The space agency announced Sept. 30 that the Delta 2 had been added to the NASA Launch Services (NLS) 2 contract. NLS 2 is a 10-year indefinite-quantity, indefinite-delivery contract that allows NASA to order up to 70 rocket launches. The agency can spend a cumulative total of up to $15 billion for these launches.
ULA would not disclose the per-launch price range for the Delta 2, which over the years has been among the most reliable rockets in the U.S. fleet. The vehicle is out of production, but ULA, a Boeing-Lockheed Martin joint venture, has five unsold Delta 2 rockets in its inventory.
James Norman, director of launch services at NASA headquarters in Washington, said in an Oct. 7 email that the agency “does not publicly release the prices on our NLS 2 contracts.”

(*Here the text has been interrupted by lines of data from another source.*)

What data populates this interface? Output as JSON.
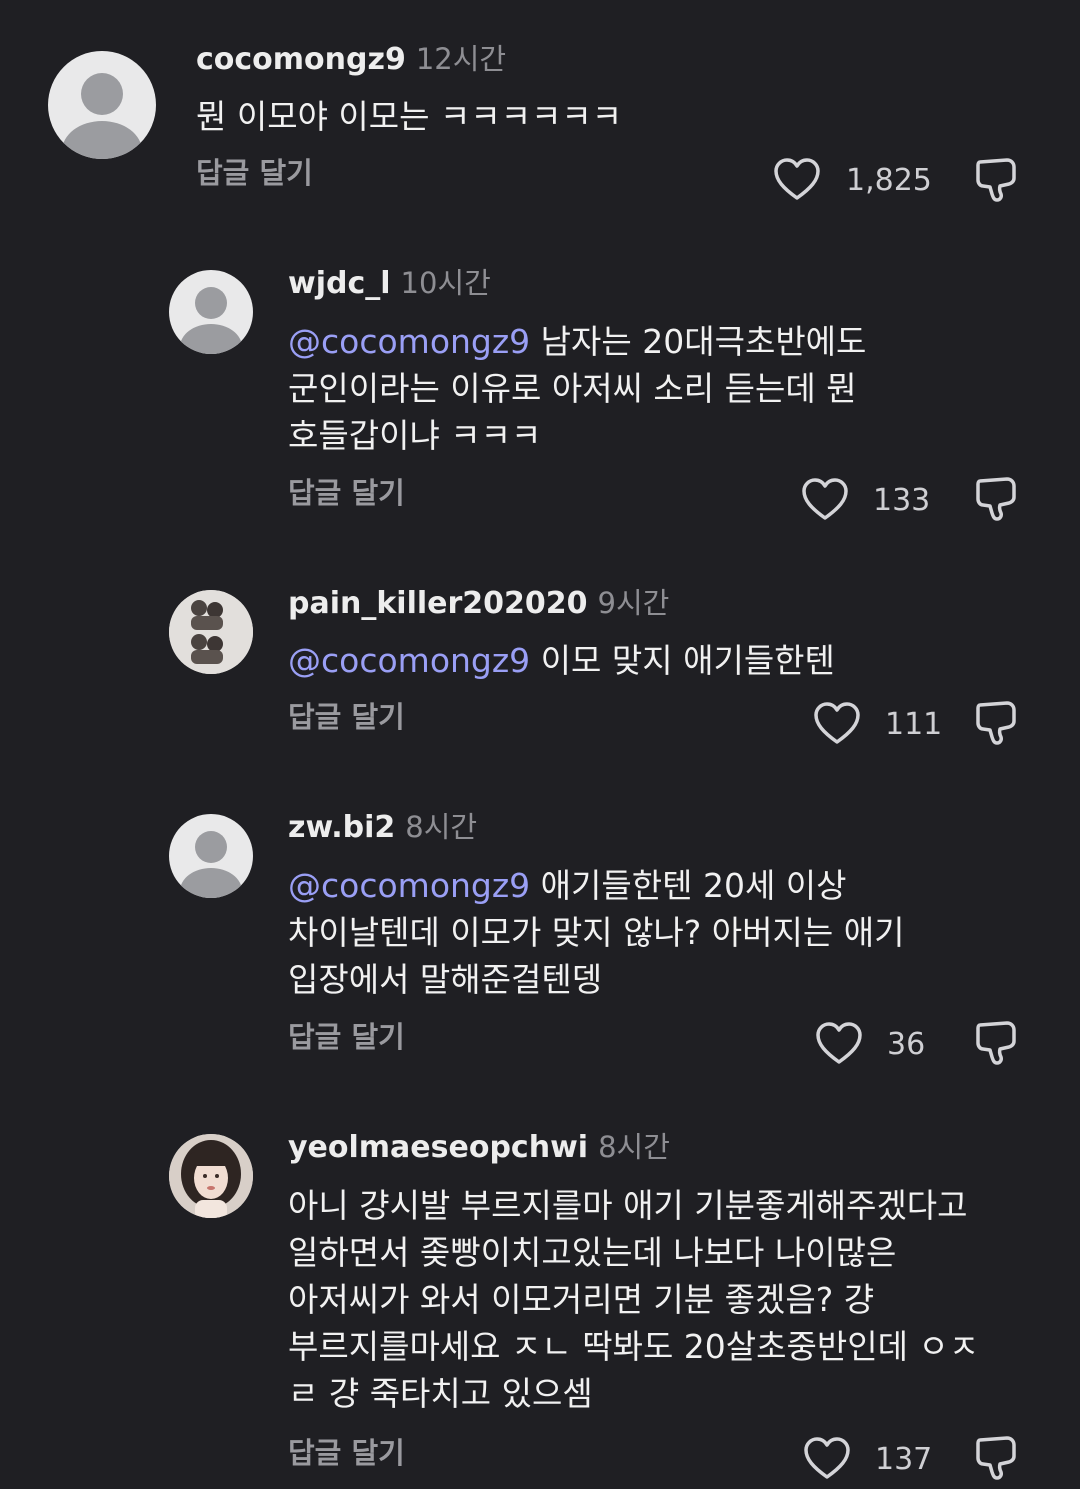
{
  "comments": [
    {
      "username": "cocomongz9",
      "time": "12시간",
      "text": "뭔 이모야 이모는 ㅋㅋㅋㅋㅋㅋ",
      "reply_label": "답글 달기",
      "likes": "1,825"
    },
    {
      "username": "wjdc_l",
      "time": "10시간",
      "mention": "@cocomongz9",
      "text_line1": " 남자는 20대극초반에도",
      "text_line2": "군인이라는 이유로 아저씨 소리 듣는데 뭔",
      "text_line3": "호들갑이냐 ㅋㅋㅋ",
      "reply_label": "답글 달기",
      "likes": "133"
    },
    {
      "username": "pain_killer202020",
      "time": "9시간",
      "mention": "@cocomongz9",
      "text_line1": " 이모 맞지 애기들한텐",
      "reply_label": "답글 달기",
      "likes": "111"
    },
    {
      "username": "zw.bi2",
      "time": "8시간",
      "mention": "@cocomongz9",
      "text_line1": " 애기들한텐 20세 이상",
      "text_line2": "차이날텐데 이모가 맞지 않나? 아버지는 애기",
      "text_line3": "입장에서 말해준걸텐뎅",
      "reply_label": "답글 달기",
      "likes": "36"
    },
    {
      "username": "yeolmaeseopchwi",
      "time": "8시간",
      "text_line1": "아니 걍시발 부르지를마 애기 기분좋게해주겠다고",
      "text_line2": "일하면서 좆빵이치고있는데 나보다 나이많은",
      "text_line3": "아저씨가 와서 이모거리면 기분 좋겠음? 걍",
      "text_line4": "부르지를마세요 ㅈㄴ 딱봐도 20살초중반인데 ㅇㅈ",
      "text_line5": "ㄹ 걍 죽타치고 있으셈",
      "reply_label": "답글 달기",
      "likes": "137"
    }
  ],
  "icons": {
    "like": "heart-icon",
    "dislike": "dislike-icon",
    "avatar": "default-avatar-icon"
  }
}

Delta 2 was not on NLS 2 when the agency unveiled the rocket purchasing vehicle in September 2010. However, NLS 2 contains an onramp provision that allows NASA to add vehicles to the contract.
Chris Chavez, a ULA spokesman, said that under the NLS 2 contract, “we only will be launching from Vandenberg. The Vandenberg pad was never modified to support the heavy configuration, but we can launch all other [Delta 2] configurations from Vandenberg.
Chavez said it was “still possible” to launch a Delta 2 from Cape Canaveral Air Force Station in Florida, but that the NLS 2 contract does not provide for that option. In its last mission from the Cape, which took place Sept. 10, the Delta 2 launched NASA’s Gravity Recovery and Interior Laboratory (GRAIL) Moon-mapping spacecraft.